One of my friends seems to be having a quarter-life crisis. We always seem to talk about career change when we hang out. Here's his main question: Everyone always seems to give you the career advice, do what you love. But how good is that advice, really?
He's thinking about going back to school for speech pathology to get out of a current dead-end position. But he tells me, "It's not like I go to sleep at night dreaming of the day I can become a speech pathologist."
Five years ago I might have told him, dig a little deeper and find what you love. If you want to be a screenwriter or a video game designer or an English professor or a travel writer, go for it. My advice being highly influenced by this book, which is mostly about finding your passion as far as work.
But these days I wouldn't say the same. These days I would probably say speech pathology is a fine choice.

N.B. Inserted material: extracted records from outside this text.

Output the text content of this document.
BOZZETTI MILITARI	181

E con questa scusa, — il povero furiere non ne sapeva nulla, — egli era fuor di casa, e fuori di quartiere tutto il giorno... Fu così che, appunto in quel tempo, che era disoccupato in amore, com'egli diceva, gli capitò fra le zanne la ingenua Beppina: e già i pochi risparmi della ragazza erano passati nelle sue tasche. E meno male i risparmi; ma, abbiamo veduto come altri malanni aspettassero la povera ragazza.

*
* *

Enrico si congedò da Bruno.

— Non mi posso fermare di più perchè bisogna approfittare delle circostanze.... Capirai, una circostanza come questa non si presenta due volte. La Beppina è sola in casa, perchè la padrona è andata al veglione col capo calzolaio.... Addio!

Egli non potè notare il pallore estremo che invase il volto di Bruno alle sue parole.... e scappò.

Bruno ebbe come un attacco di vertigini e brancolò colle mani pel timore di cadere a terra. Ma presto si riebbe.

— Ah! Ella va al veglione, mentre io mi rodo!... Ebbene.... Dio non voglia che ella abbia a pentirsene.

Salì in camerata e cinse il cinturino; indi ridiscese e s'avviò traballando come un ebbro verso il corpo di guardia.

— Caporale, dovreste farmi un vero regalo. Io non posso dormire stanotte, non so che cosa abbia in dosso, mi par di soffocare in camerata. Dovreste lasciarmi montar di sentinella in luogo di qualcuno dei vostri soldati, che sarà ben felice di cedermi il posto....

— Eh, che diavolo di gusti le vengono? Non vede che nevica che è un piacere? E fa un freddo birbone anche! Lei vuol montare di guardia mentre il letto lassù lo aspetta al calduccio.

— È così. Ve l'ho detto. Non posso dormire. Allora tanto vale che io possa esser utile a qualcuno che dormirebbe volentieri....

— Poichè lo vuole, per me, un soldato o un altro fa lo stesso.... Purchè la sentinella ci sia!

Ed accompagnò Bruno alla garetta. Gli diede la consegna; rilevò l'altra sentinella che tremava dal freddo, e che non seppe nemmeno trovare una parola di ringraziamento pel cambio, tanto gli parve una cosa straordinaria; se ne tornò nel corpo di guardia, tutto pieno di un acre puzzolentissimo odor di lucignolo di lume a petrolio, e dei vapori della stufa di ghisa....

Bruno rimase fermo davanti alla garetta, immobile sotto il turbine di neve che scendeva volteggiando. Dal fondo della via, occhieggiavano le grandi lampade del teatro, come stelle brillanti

These days I'm all about realism, as the recession hits hard and dreams fall by the wayside. I think you have to be somewhere in the middle of "My dream is to be an artist and paint all day" and majoring in something just because "everyone is hiring for it." At either extreme you will be miserable: the former because you won't be employable and will have to take a job you probably don't like to make a living, the latter because you've studied something you don't really like and will likely find a job but wish you could be doing something else.
The main career question to me is, what can you live with? What kind of lifestyle do you want, and how does a career fit into that? Can you live with making under $30K for the next 10 years? Can you live with working in a cubicle for the next 40 years? If you harbor artistic ambitions, are you OK with teaching or temping on the side to make ends meet? Are you OK with working 50 or 60-hour weeks? Do you like working with kids/adults/elderly/no one? How much stress are you willing to tolerate? What do you want to have accomplished by the time you're 50?

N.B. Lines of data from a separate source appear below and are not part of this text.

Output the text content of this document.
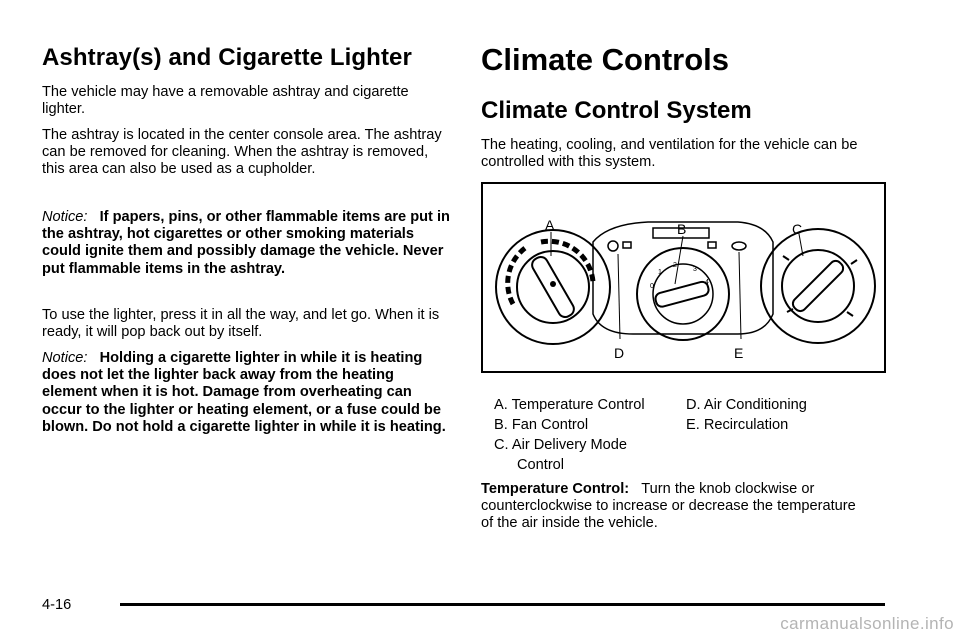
Ashtray(s) and Cigarette Lighter

The vehicle may have a removable ashtray and cigarette lighter.

The ashtray is located in the center console area. The ashtray can be removed for cleaning. When the ashtray is removed, this area can also be used as a cupholder.

Notice: If papers, pins, or other flammable items are put in the ashtray, hot cigarettes or other smoking materials could ignite them and possibly damage the vehicle. Never put flammable items in the ashtray.

To use the lighter, press it in all the way, and let go. When it is ready, it will pop back out by itself.

Notice: Holding a cigarette lighter in while it is heating does not let the lighter back away from the heating element when it is hot. Damage from overheating can occur to the lighter or heating element, or a fuse could be blown. Do not hold a cigarette lighter in while it is heating.

Climate Controls
Climate Control System

The heating, cooling, and ventilation for the vehicle can be controlled with this system.

0
1
2
3
4
A	B	C
D	E
A. Temperature Control
B. Fan Control
C. Air Delivery Mode
Control
D. Air Conditioning
E. Recirculation

Temperature Control: Turn the knob clockwise or counterclockwise to increase or decrease the temperature of the air inside the vehicle.

4-16
carmanualsonline.info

Some might say I have landed a "dream job," that is, a creative job in a "glamour industry" (news media). So it can work out to go for your dreams....right?
First of all, I consider myself extremely lucky to have landed at the job that I have, a job I find intensely interesting and also get paid for, especially since I have a degree in a different discipline. But honestly I don't expect most people to be as lucky as I have been. I think landing a job like mine, the way I did, is like winning the lotto -- the exception, not the rule. Please, people, think before you leap.

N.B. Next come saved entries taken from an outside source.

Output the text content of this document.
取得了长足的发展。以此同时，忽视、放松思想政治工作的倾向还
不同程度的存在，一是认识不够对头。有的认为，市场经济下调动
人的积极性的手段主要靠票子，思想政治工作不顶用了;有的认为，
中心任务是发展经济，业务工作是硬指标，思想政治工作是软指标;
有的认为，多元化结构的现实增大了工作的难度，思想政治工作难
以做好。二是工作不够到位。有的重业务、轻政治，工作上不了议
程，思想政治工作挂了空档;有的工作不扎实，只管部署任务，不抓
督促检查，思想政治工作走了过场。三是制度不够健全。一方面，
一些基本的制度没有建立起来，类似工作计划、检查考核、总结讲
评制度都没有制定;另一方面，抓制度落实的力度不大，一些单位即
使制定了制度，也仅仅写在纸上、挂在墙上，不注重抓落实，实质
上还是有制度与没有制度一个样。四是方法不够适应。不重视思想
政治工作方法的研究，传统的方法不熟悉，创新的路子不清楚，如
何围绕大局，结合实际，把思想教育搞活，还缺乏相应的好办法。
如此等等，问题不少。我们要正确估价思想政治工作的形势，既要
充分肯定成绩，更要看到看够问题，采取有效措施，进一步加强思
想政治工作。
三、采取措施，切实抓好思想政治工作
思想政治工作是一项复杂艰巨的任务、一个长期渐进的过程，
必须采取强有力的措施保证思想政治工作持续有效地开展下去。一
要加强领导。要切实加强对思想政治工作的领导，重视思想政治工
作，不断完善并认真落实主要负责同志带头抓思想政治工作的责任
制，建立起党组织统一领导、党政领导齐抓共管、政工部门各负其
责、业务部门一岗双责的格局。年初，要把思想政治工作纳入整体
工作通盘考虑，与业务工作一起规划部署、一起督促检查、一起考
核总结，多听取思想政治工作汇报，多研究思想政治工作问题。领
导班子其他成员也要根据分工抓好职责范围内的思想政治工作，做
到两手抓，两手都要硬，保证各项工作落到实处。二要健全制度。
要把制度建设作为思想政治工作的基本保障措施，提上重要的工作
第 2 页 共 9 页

Second, it's funny to me how even a "creative" job is so much about being a good organizer, planner, teammate, communicator, and business person. You get into a field because you love _____ (in my case, writing) but you end up doing drudgery work just like everyone else, anyway.
Third, low pay is the price you pay for this "glamour" job. I turn green with envy over a speech pathologist's salary.
Fourth, things change in every industry, so better to find a degree for a career you believe in for the long haul than simply to land a job you can get now. Remember how in demand teachers were five years ago? And opportunities even exist in journalism if you're willing to look for them, believe it or not. Opportunities will follow if you believe in the work.
So that's my career advice, from my experiences thus far. Anyone care to agree/disagree?